After that, you’ll find the definition of the hdl target.
A target comprises a self-contained set of files that are compiled together—you can read more on them in the next section.
This particular target isn’t doing much.
It only contains a library mapping, which details how HDL files are assigned to libraries.
Library mapping contains a detailed explanation.
For now, you might simply want to map your whole project to the work library by replacing "": [] with "": "work" or,
if you have a very large project, map everything in a single folder using "path/to/folder": "work" instead.
Alternatively, right-click on folders and files in the Projects view to Change Library.
Migration guide
| You have a | Next step |
|---|---|
| Classic (Eclipse) project | Keep using it, or manually convert it to Manual targets |
| Vivado project | Use the built-in Vivado import |
| VUnit project | Use the built-in VUnit import |
| VCS project | Check out Scripted targets |
| Questa project | Check out Scripted targets |
| XCelium project | Check out Scripted targets |
| New design | Start a Sigasi project with a single Manual target |
Sigasi projects in version control systems
When using a version control system such as git ,
you likely want to inform the version control system which project configuration files need to be tracked.

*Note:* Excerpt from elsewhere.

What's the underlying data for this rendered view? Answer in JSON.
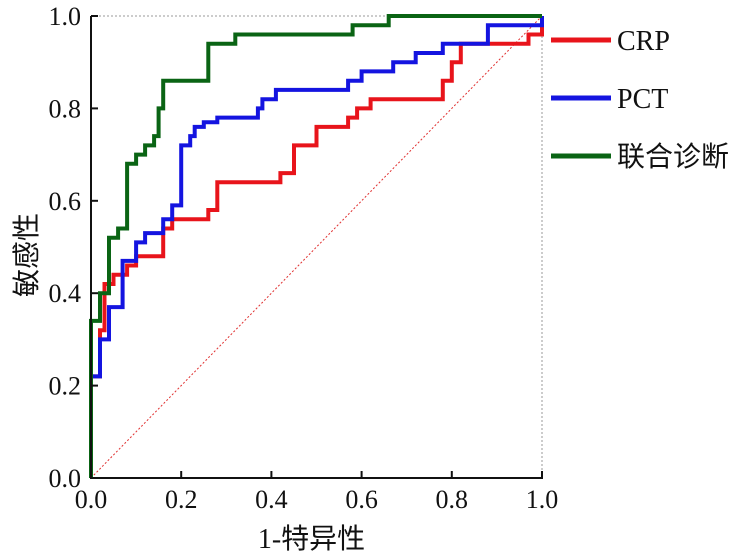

You definitely want to add the project.sigasi file,
because that describes to others (even when not using Sigasi) how to build your project.
When you’re changing e.g. linting rule configuration,
we’ll store those in the .sigasi directory in your project directory,
so tracking those will help your colleagues use the same styling rules, etc.
You don’t want to track .sigasi/generated though:
this directory contains log files and other debug information on Scripted targets which could contain timestamps etc.
The files and directories here change often and contain machine-specific details.